Review: 'Pretend It's a City' celebrates wit of Fran Lebowitz

Martin Scorsese delights in fellow New Yorker's caustic observations

Tom Long
Special to The Detroit News

“Pretend It’s a City,” Martin Scorsese’s six-part documentary appreciation of Fran Lebowitz, is more than merely delightful, although it’s certainly that. It’s also something of a historical document.

First, who’s Fran Lebowitz? She was a witty writer in the '70s and '80s who became a pop culture fixture in New York City. She’s hardly written anything since the '90s but has become famous for her frank, cutting wit on talk shows and in speaking engagements. Basically she makes her living mouthing off and she’s really good at it.

Fran Lebowitz in "Pretend It's a City."

The show, broken into half-hour episodes, is ostensibly about Lebowitz’s relationship with New York, where she’s lived for the past five decades, although she spouts off on pretty much anything. Still, it’s anchored in the city and shot before the current pandemic. In many ways it’s referring to New York in Before Times.

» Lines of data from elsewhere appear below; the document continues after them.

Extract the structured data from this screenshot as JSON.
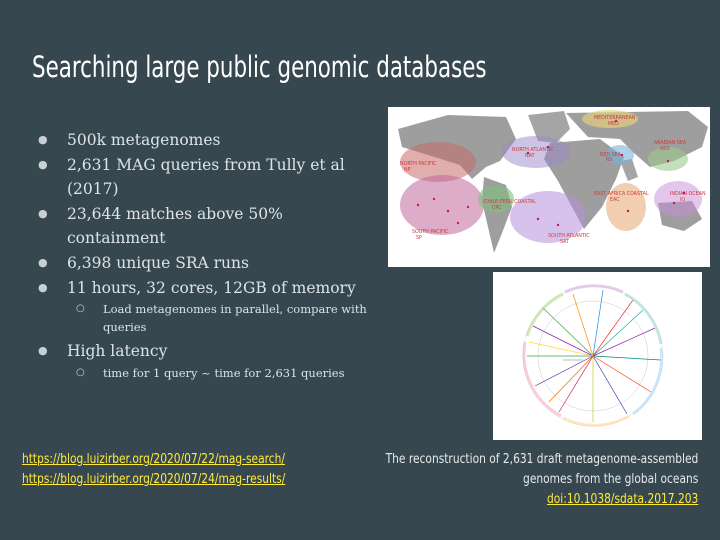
{
  "title": "Searching large public genomic databases",
  "bullets": [
    {
      "text": "500k metagenomes"
    },
    {
      "text": "2,631 MAG queries from Tully et al (2017)"
    },
    {
      "text": "23,644 matches above 50% containment"
    },
    {
      "text": "6,398 unique SRA runs"
    },
    {
      "text": "11 hours, 32 cores, 12GB of memory"
    },
    {
      "text": "Load metagenomes in parallel, compare with queries"
    },
    {
      "text": "High latency"
    },
    {
      "text": "time for 1 query ~ time for 2,631 queries"
    }
  ],
  "links": [
    "https://blog.luizirber.org/2020/07/22/mag-search/",
    "https://blog.luizirber.org/2020/07/24/mag-results/"
  ],
  "caption": {
    "line1": "The reconstruction of 2,631 draft metagenome-assembled",
    "line2": "genomes from the global oceans",
    "doi": "doi:10.1038/sdata.2017.203"
  },
  "map_labels": {
    "med": "MEDITERRANEAN\nMED",
    "rs": "RED SEA\nRS",
    "ars": "ARABIAN SEA\nARS",
    "nat": "NORTH ATLANTIC\nNAT",
    "np": "NORTH PACIFIC\nNP",
    "cpc": "CHILE-PERU COASTAL\nCPC",
    "eac": "EAST AFRICA COASTAL\nEAC",
    "io": "INDIAN OCEAN\nIO",
    "sp": "SOUTH PACIFIC\nSP",
    "sat": "SOUTH ATLANTIC\nSAT"
  },
  "colors": {
    "background": "#37474f",
    "link": "#ffeb3b",
    "title": "#ffffff"
  }
}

At age 70 Lebowitz Is also somewhat Before Times. She recalls things — movie theaters advertising air conditioning, cars without seat belts, people smoking-smoking-smoking — only a baby boomer would. “When we were little children there were no seat belts in cars. Where did we sit? In the front seat on the laps of our smoking mothers,” she says. It’s doubtful many people under age 50 remember such a world.

Scorsese’s camera follows Lebowitz as she trudges about the city, looking askance at nearly everyone and everything. “I always used to be easily annoyed but now I’m just in a constant state of rage,” she explains. There are excerpts from talk shows and live appearances where she expounds on everything from sports (she hates them) to transportation (“It would take one subway ride for the Dalai Lama to turn into a lunatic raging person”).

It’s obvious Scorsese adores her. “Bad habits can kill you but your good habits won’t save you,” Lebowitz says. But there’s a twinkle behind her fatalistic wit. It’s easy to see why Scorsese wanted to put her time in a cinematic bottle.

Tom Long is a longtime contributor to The Detroit News.